Morgan McDonnell, the firm's head of global FX markets and product based in London, notes that it recently opened an FX dealing desk in Hong Kong, soft-launched to clients six months ago. This adds to its other dealing rooms in Sydney, Luxembourg, Madrid, Paris and Toronto.
Apart from dealing in spot FX, the firm is helping clients to hedge FX risk on foreign currency-denominated investments via instruments such as non-deliverable forwards.
“The dealing desk focuses on interfacing with asset manager clients by providing FX services, including currency hedging and FX structured products," says McDonnell, noting that it works with the firm’s market desks.
As an FX principal dealer, RBC Dexia assumes settlement risk on behalf of clients, but as such, charges a higher mark-up on top of the bid/ask spread that would be earned by an agent broker.
It aggregates thousands of FX positions from clients – whose ticket sizes range from $250,000 to several million – and executes those trades in the market.
But FX dealing by global custodians targeting pension and endowment funds has become tainted after a slew of lawsuits from US states such as California, Florida and Virginia recently. They have accused custodian banks of hiding the actual FX rates at which they executed and overcharging clients by giving them less favourable rates.

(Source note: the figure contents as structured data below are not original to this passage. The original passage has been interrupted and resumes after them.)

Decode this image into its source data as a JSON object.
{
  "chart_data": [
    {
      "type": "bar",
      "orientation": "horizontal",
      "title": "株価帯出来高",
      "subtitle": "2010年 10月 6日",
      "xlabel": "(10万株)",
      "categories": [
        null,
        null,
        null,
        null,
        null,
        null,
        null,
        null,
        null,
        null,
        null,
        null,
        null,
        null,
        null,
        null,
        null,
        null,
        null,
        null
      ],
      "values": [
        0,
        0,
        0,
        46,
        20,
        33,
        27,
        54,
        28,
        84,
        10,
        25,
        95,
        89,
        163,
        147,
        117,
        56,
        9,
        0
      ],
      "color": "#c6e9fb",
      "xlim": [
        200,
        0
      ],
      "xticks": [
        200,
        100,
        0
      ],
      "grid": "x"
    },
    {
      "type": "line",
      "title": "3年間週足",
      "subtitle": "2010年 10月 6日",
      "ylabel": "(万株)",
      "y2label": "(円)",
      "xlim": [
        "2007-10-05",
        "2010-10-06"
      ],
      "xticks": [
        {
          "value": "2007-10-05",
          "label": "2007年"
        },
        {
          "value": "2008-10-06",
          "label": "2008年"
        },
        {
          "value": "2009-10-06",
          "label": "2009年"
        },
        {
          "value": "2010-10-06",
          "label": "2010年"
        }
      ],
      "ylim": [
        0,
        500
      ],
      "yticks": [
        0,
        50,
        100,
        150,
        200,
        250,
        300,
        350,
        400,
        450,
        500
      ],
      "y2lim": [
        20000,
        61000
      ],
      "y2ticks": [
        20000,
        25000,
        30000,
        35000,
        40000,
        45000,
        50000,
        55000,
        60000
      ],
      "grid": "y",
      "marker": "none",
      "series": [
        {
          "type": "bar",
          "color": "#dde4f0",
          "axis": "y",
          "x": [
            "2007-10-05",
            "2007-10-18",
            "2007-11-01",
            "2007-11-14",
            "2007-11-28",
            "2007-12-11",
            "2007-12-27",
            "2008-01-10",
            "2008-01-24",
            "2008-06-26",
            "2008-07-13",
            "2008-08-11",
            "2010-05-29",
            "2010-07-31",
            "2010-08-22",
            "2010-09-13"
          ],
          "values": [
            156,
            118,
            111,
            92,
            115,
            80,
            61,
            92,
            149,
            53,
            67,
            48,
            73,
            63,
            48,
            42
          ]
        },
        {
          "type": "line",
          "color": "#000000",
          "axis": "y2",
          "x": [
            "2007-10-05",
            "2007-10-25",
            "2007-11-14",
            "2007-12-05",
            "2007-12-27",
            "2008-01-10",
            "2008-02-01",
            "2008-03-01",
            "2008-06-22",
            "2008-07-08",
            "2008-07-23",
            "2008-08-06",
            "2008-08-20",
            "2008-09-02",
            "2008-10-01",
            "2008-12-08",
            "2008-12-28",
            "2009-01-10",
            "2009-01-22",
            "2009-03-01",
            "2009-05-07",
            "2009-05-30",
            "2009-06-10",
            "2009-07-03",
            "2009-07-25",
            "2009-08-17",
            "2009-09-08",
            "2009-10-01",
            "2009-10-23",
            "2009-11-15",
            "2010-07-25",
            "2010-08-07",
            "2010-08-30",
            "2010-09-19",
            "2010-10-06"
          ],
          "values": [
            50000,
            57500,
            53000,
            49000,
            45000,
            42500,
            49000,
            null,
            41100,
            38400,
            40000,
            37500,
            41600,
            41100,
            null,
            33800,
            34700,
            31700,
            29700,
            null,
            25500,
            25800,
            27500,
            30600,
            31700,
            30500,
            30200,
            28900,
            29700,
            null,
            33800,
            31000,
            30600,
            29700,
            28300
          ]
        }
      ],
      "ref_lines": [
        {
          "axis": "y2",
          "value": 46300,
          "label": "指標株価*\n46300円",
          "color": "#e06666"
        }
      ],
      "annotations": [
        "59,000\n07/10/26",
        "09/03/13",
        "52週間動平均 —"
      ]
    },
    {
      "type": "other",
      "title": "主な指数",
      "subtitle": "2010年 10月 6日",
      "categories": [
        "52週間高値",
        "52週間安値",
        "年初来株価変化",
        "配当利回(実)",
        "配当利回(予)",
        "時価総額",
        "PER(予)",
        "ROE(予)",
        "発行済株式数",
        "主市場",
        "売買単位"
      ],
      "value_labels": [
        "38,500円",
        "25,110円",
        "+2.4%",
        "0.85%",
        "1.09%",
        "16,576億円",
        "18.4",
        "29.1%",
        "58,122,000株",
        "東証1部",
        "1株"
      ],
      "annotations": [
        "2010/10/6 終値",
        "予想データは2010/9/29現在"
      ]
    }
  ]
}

For its part, McDonnell says RBC Dexia started providing an FX fee schedule for clients about five years ago, which would be before the global financial crisis. He did not give examples on how the schedule provides a cost break-down, or whether it is possible to show clients how much mark-up premium it charges on top of the spreads it executes at.
He says one practice it follows is to allow clients to see the outsourcing fee it charges for a services mandate, where for example the bank aggregates all client trades throughout the day and does matching and FX settlement.
It reports that fee to help clients understand why it is different from the fee charged to clients who trade FX as an asset class: the latter often pay less as their trades are charged at market prices, he says.
McDonnell adds that currency overlay, or administering hedging based on risk parameters set by the investment manager, is best done by the same custodian bank that calculates net asset value.
"If you acquire a currency overlay hedging programme on the back of an erroneous NAV, your hedging programme can easily go wrong," he notes. "The client would then need to find out who is at fault and seek to reconcile the error.”